The consideration by the jury, after the close of the case, of the notes of testimony taken by the stenographer, Guyer.

According to the evidence presented to the court, Mr. Guyer was engaged to take the testimony at the request of the jury after a number of witnesses had been heard, and it had become apparent to the jury that it would be impossible for them to remember, or conveniently make notes of, the testimony, a large part of which consisted of figures, estimates, calculations, etc.

Mr. Guyer admitted that he was not sworn, but he testified before the court that the notes he made, and which were given to the jury at their request, were a true and correct statement of the testimony given by the witnesses. There is nothing before the court showing the contrary.

We do not know of any rule of law, or of any established practice, that would prevent access by such a jury tp the notes so taken the original testimony having been heard by the jury from the witnesses themselves, and the notes being made and given to the jury at their request.

[11] The last objection to the return is based on the alleged fact that the jury separated after the close of the evidence and argument, and before they rendered their verdict.

*400While it is true that the jury did separate after the argument and before verdict, it appears from the testimony produced before ■ the court that one witness (Scott) testified after the argument, and that there was no separation after Scott’s testimony was heard, until after verdict. It also appears that after the argument was concluded the jury expressed a desire to hear further testimony, and thereupon counsel for both landowners and the sheriff consented that other witnesses might be heard, and expressed a willingness to subpoena any the jury might wish to hear. This is not denied by the landowner.

We do not know of any law that would prevent a jury in this state from separating at any time before verdict by the consent of the officer conducting the trial; nor is there any practice that would disallow a separation at any time before the jury is charged by the court. So that, even if the separation was not with the consent of the landowner, we think it would not invalidate the return when it was with the consent of the sheriff who conducted the trial and had full charge of the proceeding.

The motion to vacate and set aside the sheriff’s return is refused, and said return will be confirmed.

In disposing of the motion to quash the writ, as well as the motion to vacate the return, the decision of the court is based upon the statute which authorized the proceedings under consideration.
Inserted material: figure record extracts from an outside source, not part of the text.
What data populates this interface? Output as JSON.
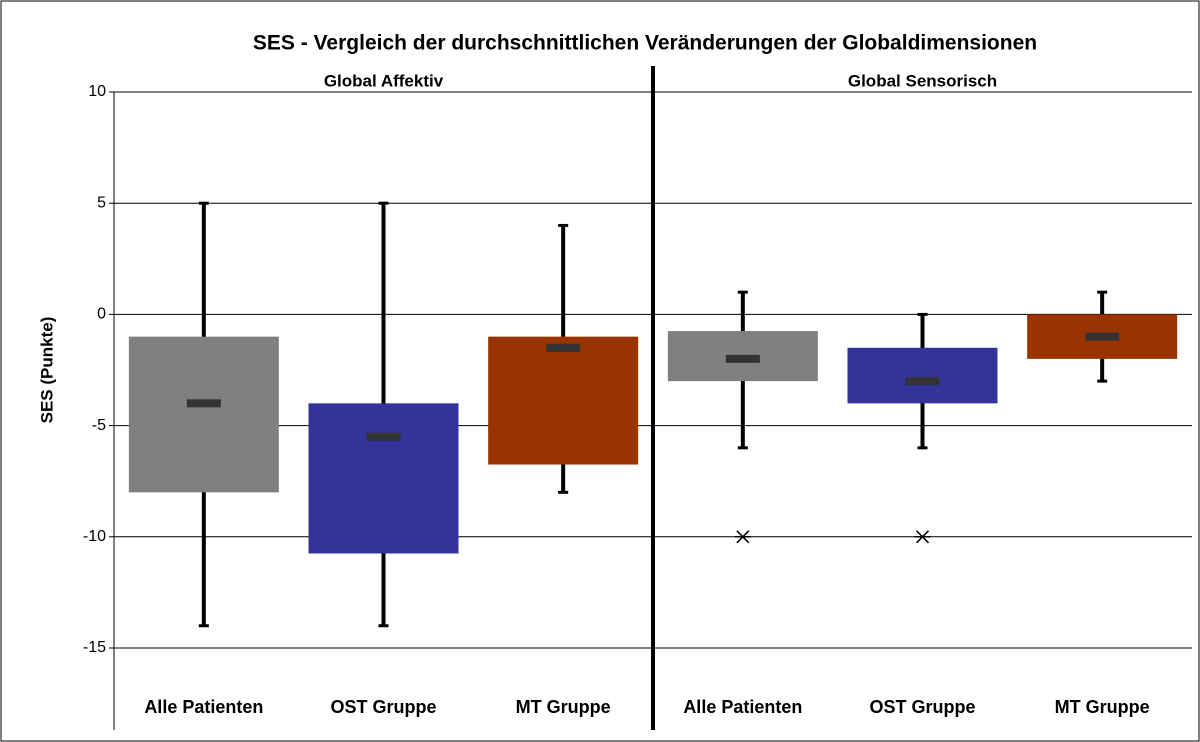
{
  "chart_data": {
    "type": "box",
    "title": "SES - Vergleich der durchschnittlichen Veränderungen der Globaldimensionen",
    "y_label": "SES (Punkte)",
    "ylim": [
      -15,
      10
    ],
    "yticks": [
      -15,
      -10,
      -5,
      0,
      5,
      10
    ],
    "grid": true,
    "groups": [
      {
        "name": "Global Affektiv",
        "boxes": [
          {
            "category": "Alle Patienten",
            "color": "#808080",
            "min": -14,
            "q1": -8,
            "median": -4,
            "q3": -1,
            "max": 5
          },
          {
            "category": "OST Gruppe",
            "color": "#333399",
            "min": -14,
            "q1": -10.75,
            "median": -5.5,
            "q3": -4,
            "max": 5
          },
          {
            "category": "MT Gruppe",
            "color": "#993300",
            "min": -8,
            "q1": -6.75,
            "median": -1.5,
            "q3": -1,
            "max": 4
          }
        ]
      },
      {
        "name": "Global Sensorisch",
        "boxes": [
          {
            "category": "Alle Patienten",
            "color": "#808080",
            "min": -6,
            "q1": -3,
            "median": -2,
            "q3": -0.75,
            "max": 1,
            "outliers": [
              -10
            ]
          },
          {
            "category": "OST Gruppe",
            "color": "#333399",
            "min": -6,
            "q1": -4,
            "median": -3,
            "q3": -1.5,
            "max": 0,
            "outliers": [
              -10
            ]
          },
          {
            "category": "MT Gruppe",
            "color": "#993300",
            "min": -3,
            "q1": -2,
            "median": -1,
            "q3": 0,
            "max": 1
          }
        ]
      }
    ]
  }
}
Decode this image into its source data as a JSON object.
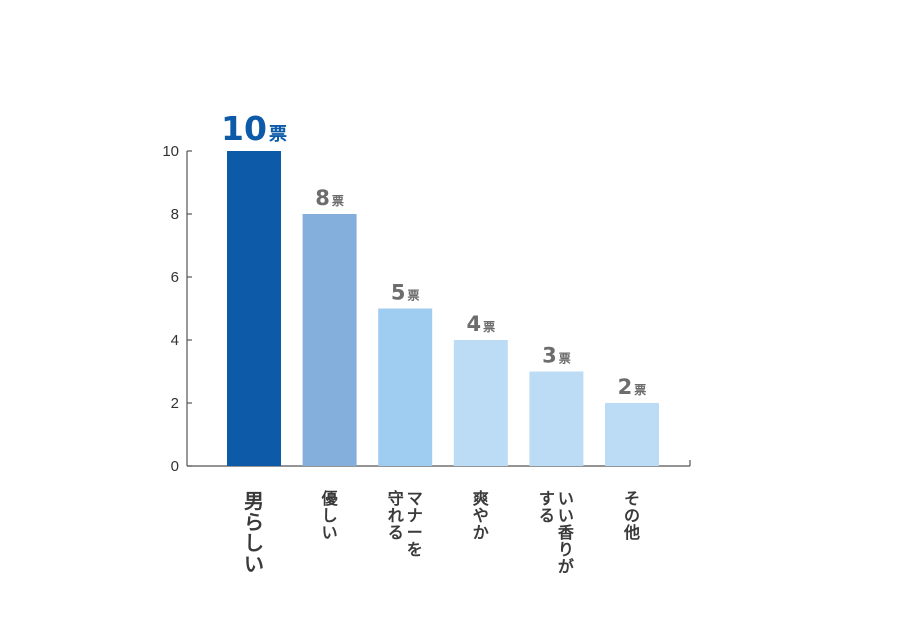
{
  "chart_data": {
    "type": "bar",
    "unit": "票",
    "categories": [
      "男らしい",
      "優しい",
      "マナーを守れる",
      "爽やか",
      "いい香りがする",
      "その他"
    ],
    "category_lines": [
      [
        "男らしい"
      ],
      [
        "優しい"
      ],
      [
        "マナーを",
        "守れる"
      ],
      [
        "爽やか"
      ],
      [
        "いい香りが",
        "する"
      ],
      [
        "その他"
      ]
    ],
    "values": [
      10,
      8,
      5,
      4,
      3,
      2
    ],
    "bar_colors": [
      "#0d5ba8",
      "#84afdc",
      "#9ecdf1",
      "#bcdcf5",
      "#bcdcf5",
      "#bcdcf5"
    ],
    "highlight_color": "#0d5ba8",
    "value_label_color": "#6d6d6d",
    "ylim": [
      0,
      10
    ],
    "yticks": [
      0,
      2,
      4,
      6,
      8,
      10
    ],
    "grid": false,
    "legend": "none"
  }
}
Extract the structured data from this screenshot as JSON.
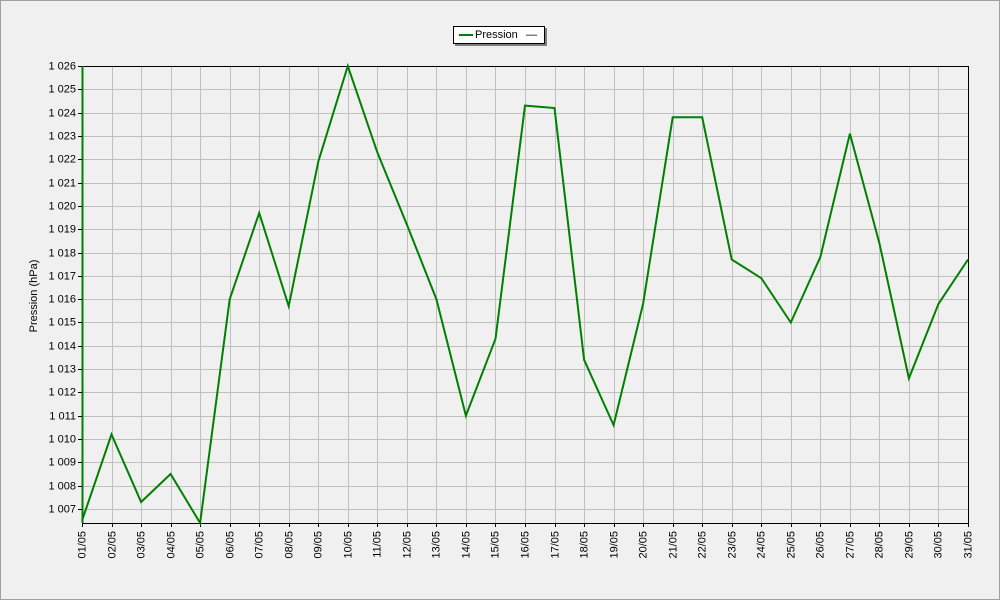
{
  "legend": {
    "series_label": "Pression",
    "dash": "—"
  },
  "colors": {
    "series": "#008000",
    "grid": "#c0c0c0",
    "background": "#f0f0f0",
    "axis": "#000000"
  },
  "chart_data": {
    "type": "line",
    "title": "",
    "xlabel": "",
    "ylabel": "Pression (hPa)",
    "ylim": [
      1006.4,
      1026.0
    ],
    "grid": true,
    "legend_position": "top-center",
    "yticks": [
      1007,
      1008,
      1009,
      1010,
      1011,
      1012,
      1013,
      1014,
      1015,
      1016,
      1017,
      1018,
      1019,
      1020,
      1021,
      1022,
      1023,
      1024,
      1025,
      1026
    ],
    "ytick_labels": [
      "1 007",
      "1 008",
      "1 009",
      "1 010",
      "1 011",
      "1 012",
      "1 013",
      "1 014",
      "1 015",
      "1 016",
      "1 017",
      "1 018",
      "1 019",
      "1 020",
      "1 021",
      "1 022",
      "1 023",
      "1 024",
      "1 025",
      "1 026"
    ],
    "categories": [
      "01/05",
      "02/05",
      "03/05",
      "04/05",
      "05/05",
      "06/05",
      "07/05",
      "08/05",
      "09/05",
      "10/05",
      "11/05",
      "12/05",
      "13/05",
      "14/05",
      "15/05",
      "16/05",
      "17/05",
      "18/05",
      "19/05",
      "20/05",
      "21/05",
      "22/05",
      "23/05",
      "24/05",
      "25/05",
      "26/05",
      "27/05",
      "28/05",
      "29/05",
      "30/05",
      "31/05"
    ],
    "series": [
      {
        "name": "Pression",
        "values": [
          1006.5,
          1010.2,
          1007.3,
          1008.5,
          1006.4,
          1016.0,
          1019.7,
          1015.7,
          1021.9,
          1026.0,
          1022.3,
          1019.2,
          1016.0,
          1011.0,
          1014.3,
          1024.3,
          1024.2,
          1013.4,
          1010.6,
          1015.8,
          1023.8,
          1023.8,
          1017.7,
          1016.9,
          1015.0,
          1017.8,
          1023.1,
          1018.4,
          1012.6,
          1015.8,
          1017.7
        ]
      }
    ]
  }
}
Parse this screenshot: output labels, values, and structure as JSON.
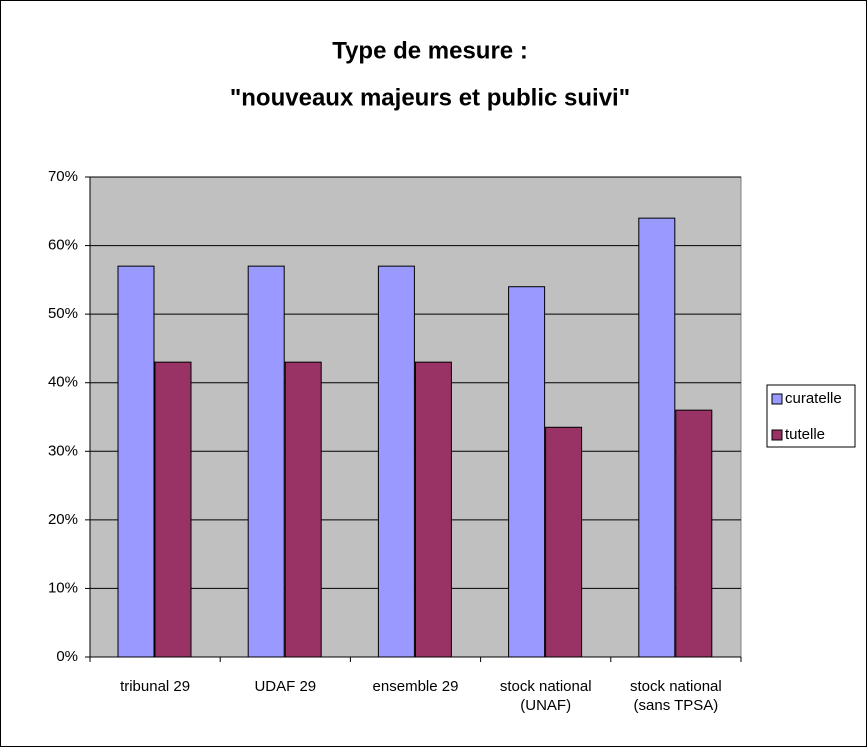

We have not regarded it as necessary or profitable to consider the history of the writ of ad quad damnum, or its peculiar functions at different times and in different jurisdictions. The statute before us was the authority for its issuance in this case, and very clearly prescribes the duties to be performed thereunder.

Two important and undisputed facts have had considerable weight with the court in the determination of the several questians raised by the landowner, and they are:

[12] 1. That in no event is the court permitted to question, or in any way interfere with, the amount of damages awarded. The finding of the jury is made final by the statute. Such being the case, we have felt that the court should not destroy the verdiet by quashing the writ, or vacating the return, except for rea*401sons that were clear and strong. At least, the reasons must not be of an extremely technical character, as we think they are in the present case.

[13] 2. That it is not shown or alleged that the landowner was prejudiced or injured in his property rights in the slightest degree by the commission or omission of any of the acts or things complained of. It is not contended that the proceedings were in fact irregular or unlawful, but simply that the writ and return do not affirmatively and conclusively show a strict compliance with the law.

The motion to quash the writ of ad quod damnum made in the Goodwin case is likewise overruled, as well as the motion to vacate the sheriff’s return, and said return will be confirmed, it being understood and agreed that the same orders should be made in both the Elbert and Goodwin cases.